Cardinal Kollonitsch (“Collonitz” is the old spelling) really was one of the pillars of Viennese resistance against the Turks, as Gaetano Orsini recounts, and was indeed in close touch with the family of Pope Innocent XI Odescalchi, who financed the Christian armies that triumphed in the battle of 12th September 1683 (cf. the historical notes in the appendix to Monaldi & Sorti, Imprimatur, Edinburgh 2008).
The description of the tavern where Hristo Hadji-Tanjov played chess is confirmed in Michael Ehn and Ernst Strouhal, Luftmenschen. Die Schachspieler von Wien 1700–1938, Vienna 1998.
The Wiennerisches Diarium was indeed sold, as the young chimney-sweep recounts, in the palace known as the Red Porcupine (Rothes Igel). According to the Historisches Lexikon Wien by Felix Czeike (Vienna 2004, III, 300) it was not until 1721 that Rothes Igel hosted the editorial office of the Wiennerisches Diarium.

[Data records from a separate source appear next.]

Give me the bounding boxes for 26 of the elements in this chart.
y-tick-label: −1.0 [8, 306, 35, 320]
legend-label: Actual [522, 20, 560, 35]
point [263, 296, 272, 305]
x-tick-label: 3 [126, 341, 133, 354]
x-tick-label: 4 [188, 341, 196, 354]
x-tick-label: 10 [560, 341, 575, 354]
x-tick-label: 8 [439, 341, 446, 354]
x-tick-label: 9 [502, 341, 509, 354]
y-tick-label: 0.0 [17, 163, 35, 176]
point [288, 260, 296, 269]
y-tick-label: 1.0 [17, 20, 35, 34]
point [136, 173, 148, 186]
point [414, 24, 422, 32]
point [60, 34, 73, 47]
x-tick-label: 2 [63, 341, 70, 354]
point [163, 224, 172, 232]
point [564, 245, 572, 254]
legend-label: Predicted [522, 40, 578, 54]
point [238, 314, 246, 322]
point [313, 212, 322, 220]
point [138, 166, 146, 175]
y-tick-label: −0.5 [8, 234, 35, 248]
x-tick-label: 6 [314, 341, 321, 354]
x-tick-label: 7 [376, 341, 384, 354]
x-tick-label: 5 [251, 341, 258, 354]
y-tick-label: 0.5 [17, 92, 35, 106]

However, in the Wiennerisches Diarium of 1711 one already finds the words “Zu finden im Rothen Igel”, which is to say “it can be found at the Red Porcupine”.
The Viennese and Their History
The Viennese – historians, scholars, professors, but also the common people and those residing in the surrounding area – are all highly sensitive to anything concerning the Habsburgs: woe to anyone who casts the slightest doubt on the noble imperial lineage! Joseph and Charles were universally loved, Prince Eugene should have been canonised, and the resistance of the besieged citizens in 1683 was nothing but heroic. While Onno Klopp, as has been seen, takes a rather different approach and is a great historian, Arneth is often unreliable. For example, he takes his information on the death of Joseph I from the biography of Wagner (a Jesuit!), gets the date of the Agha’s departure from Vienna wrong (see above) and constantly tries to convince the reader that Joseph I was surrounded by nothing but harmony and love. Arneth then describes in impassioned language Charles’s presumed grief on hearing of his brother’s death, claims that Joseph bade farewell to his “beloved consort”, but says nothing about the cruel treatment meted out to his young lover, Countess Marianna Pálffy.
Even today, anyone who dares to contradict the rose-coloured vulgate version is brusquely silenced, almost as if one were dealing with current politics (in a non-democratic regime), and not with history from the remote past. This is a minor defect of the Viennese, but it is also their most valuable quality: in their country everything is always fine, and woe to anyone who makes so bold as to claim the contrary, especially if a foreigner. The good side of this – and by far the most important – is that by dint of believing in and propagating the notion that everything is fine, they have succeeded to some degree in defending their world from the destructive forces of our squalid age, so that in no other capital city in the world can one live so well as in Vienna. It is a factor that writers who criticise Austria harshly, like Elfriede Jelinek, should bear in mind. And these are the words of two authors who have been forced into exile from their beloved homeland, Italy. Thank you, citizens of Vienna.